Maurizio Cattelan’s sculptures have made headlines worldwide for their controversial subjects and their attention-grabbing gestures. Now, they have become the subject of scrutiny in France for a new reason: their authorship, which is at the heart of a lawsuit that is headed to a Paris court next week.
In that suit, the French sculptor Daniel Druet claims that he is the creator of nine works credited to Cattelan, including the famed 2001 sculpture Him, which features a penitent Adolf Hitler kneeling on the floor.
According to Le Monde, the lawsuit aims to have Druet named the “exclusive author” of the Cattelan sculptures, and seeks nearly 5 million euros ($5.25 million) from Perrotin gallery, which represents Cattelan, and the Monnaie de Paris, a museum which staged a Cattelan retrospective in 2016.
The lawsuit claims that Cattelan infringed on Druet’s rights as an author, an allegation that a lawyer for Perrotin has denied. The case will be heard starting on May 13 in a chamber of the Paris courts that is dedicated to intellectual property suits.
In a statement to ARTnews, Perrotin gallery said that the case has the potential to determine how the legal system treats conceptual art going forward.
“The 100-year-old case law currently governing the criteria to determine an artwork’s authorship is unsuitable for conceptual art,” said Pierre-Olivier Sur, a lawyer representing Perrotin. He added, “If precedent does not evolve, it could have serious consequences for the actors of the art world.”
Druet is a sculptor of wax effigies of some renown in France. He produced some of the more famous objects on view in Paris’s Grévin Museum, which is dedicated to wax sculptures. Among the sculptures he has produced are ones of the musician Serge Gainsbourg, who personally modeled for Druet.
The sculptor claims that Cattelan reached out to him in the late ’90s and asked him to do a dozen sculptures. Both Druet and Perrotin seem to agree that the terms of Cattelan’s arrangement with him were ill-defined. Druet told Le Monde that the circumstances of their deal were “vague.”
“We were naive,” Emmanuel Perrotin, the dealer who runs Perrotin gallery, said in an interview with Le Monde, adding that Druet and Cattelan “did not talk about a contract.” Perrotin and Druet concur that Cattelan paid the sculptor for his work.
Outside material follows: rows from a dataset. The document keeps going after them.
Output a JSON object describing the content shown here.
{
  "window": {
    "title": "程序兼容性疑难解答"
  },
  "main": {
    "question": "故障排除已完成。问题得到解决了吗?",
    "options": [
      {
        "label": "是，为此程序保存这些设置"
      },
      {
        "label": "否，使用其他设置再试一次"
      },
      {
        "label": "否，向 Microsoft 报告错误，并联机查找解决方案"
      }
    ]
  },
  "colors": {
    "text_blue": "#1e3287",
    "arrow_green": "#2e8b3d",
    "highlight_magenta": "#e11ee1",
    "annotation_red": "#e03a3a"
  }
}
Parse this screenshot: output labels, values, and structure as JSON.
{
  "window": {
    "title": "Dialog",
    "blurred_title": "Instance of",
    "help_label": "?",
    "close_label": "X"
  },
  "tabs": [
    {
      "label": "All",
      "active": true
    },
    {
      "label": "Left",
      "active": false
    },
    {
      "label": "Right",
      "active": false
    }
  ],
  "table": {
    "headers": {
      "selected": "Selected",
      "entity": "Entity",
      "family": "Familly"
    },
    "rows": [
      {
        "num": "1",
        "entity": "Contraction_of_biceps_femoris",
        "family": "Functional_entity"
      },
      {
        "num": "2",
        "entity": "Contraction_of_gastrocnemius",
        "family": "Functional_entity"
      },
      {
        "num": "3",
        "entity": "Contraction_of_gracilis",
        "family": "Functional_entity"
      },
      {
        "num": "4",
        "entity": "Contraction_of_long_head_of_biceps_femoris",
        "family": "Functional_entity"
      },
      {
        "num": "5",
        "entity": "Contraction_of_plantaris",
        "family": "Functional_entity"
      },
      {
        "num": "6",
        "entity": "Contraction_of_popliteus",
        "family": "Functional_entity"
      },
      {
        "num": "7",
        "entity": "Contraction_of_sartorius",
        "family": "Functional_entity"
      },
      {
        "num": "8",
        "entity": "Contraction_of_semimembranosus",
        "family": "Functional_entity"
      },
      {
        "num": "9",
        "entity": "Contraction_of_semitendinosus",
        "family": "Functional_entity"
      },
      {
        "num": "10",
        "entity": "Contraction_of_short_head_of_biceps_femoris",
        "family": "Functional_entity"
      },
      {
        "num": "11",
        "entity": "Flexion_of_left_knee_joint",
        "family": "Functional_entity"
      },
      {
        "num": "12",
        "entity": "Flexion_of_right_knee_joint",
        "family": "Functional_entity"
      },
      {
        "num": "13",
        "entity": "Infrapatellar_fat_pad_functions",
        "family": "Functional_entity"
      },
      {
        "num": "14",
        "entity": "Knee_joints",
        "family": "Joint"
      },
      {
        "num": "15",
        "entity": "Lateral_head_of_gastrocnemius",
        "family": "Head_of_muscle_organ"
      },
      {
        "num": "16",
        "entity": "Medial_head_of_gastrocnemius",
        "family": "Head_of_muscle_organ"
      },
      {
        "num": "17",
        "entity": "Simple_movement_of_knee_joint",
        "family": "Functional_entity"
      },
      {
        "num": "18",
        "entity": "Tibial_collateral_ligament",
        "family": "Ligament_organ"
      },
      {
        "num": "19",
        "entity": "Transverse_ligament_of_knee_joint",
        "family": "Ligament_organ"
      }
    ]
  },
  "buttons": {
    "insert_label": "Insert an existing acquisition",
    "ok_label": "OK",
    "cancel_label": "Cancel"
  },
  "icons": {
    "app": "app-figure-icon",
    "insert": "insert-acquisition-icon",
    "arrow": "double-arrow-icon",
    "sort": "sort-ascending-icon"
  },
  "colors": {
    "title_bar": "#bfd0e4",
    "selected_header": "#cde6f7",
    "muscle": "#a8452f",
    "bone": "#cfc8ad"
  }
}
Druet alleges that he sculpted some of Cattelan’s most well-known works. Among them is Stephanie (2003), which depicts collector Peter Brant’s wife, Stephanie Seymour, in the nude, in a pose where she appears to emerge from a wall with her hands covering her breasts. A version of the work sold at auction for $2.4 million in 2010, and Cattelan returned to the work in 2020 for a Garage magazine cover in which he posed Kendall Jenner in a similar manner.
What Is Authorship?
There is a long history of famous artists employing others to fabricate or paint elements of their pieces. That lineage extends all the way back from the times of the Old Masters, many of whom ran workshops that included dozens of assistants, to more recent artists such as Donald Judd, who sent detailed schematics to fabricators for his specific objects, or Sol LeWitt, whose wall drawings can still be executed according to his exacting instructions.
In his own work, Cattelan has long called for a reinterpretation of what constitutes authorship. “I believe we should get rid of the copyright-reigned world, where ideas coincide with property,” he told W in 2018.
Asked if it was important to credit those he works with, Cattelan said in that interview, “Speaking about legal matters, of course it is. Speaking of the possibility to always credit everyone and everything that inspired you, sometimes it could very hard to tell your ideas from your experience and from others’ ideas. How can one state the source of its creativity with absolute certainty?”
Yet Druet allegedly never received mention of his work for Cattelan. Literature that came with Cattelan’s La Nona ora (1999), a sculpture of a pope being crushed by a meteorite, reportedly does not contain information to the effect that Druet created the wax effigy.
Cattelan has faced allegations that he stole others’ ideas on one other prominent occasion. In a 2005 interview with Vanity Fair, artist Vanessa Beecroft said she had an affair with Cattelan. “Every time that I tell him something, he turns it into reality,” she said, spurring widespread speculation. Asked to respond by the Guardian, Cattelan kept silent, saying, “Whatever I say could be used against me.”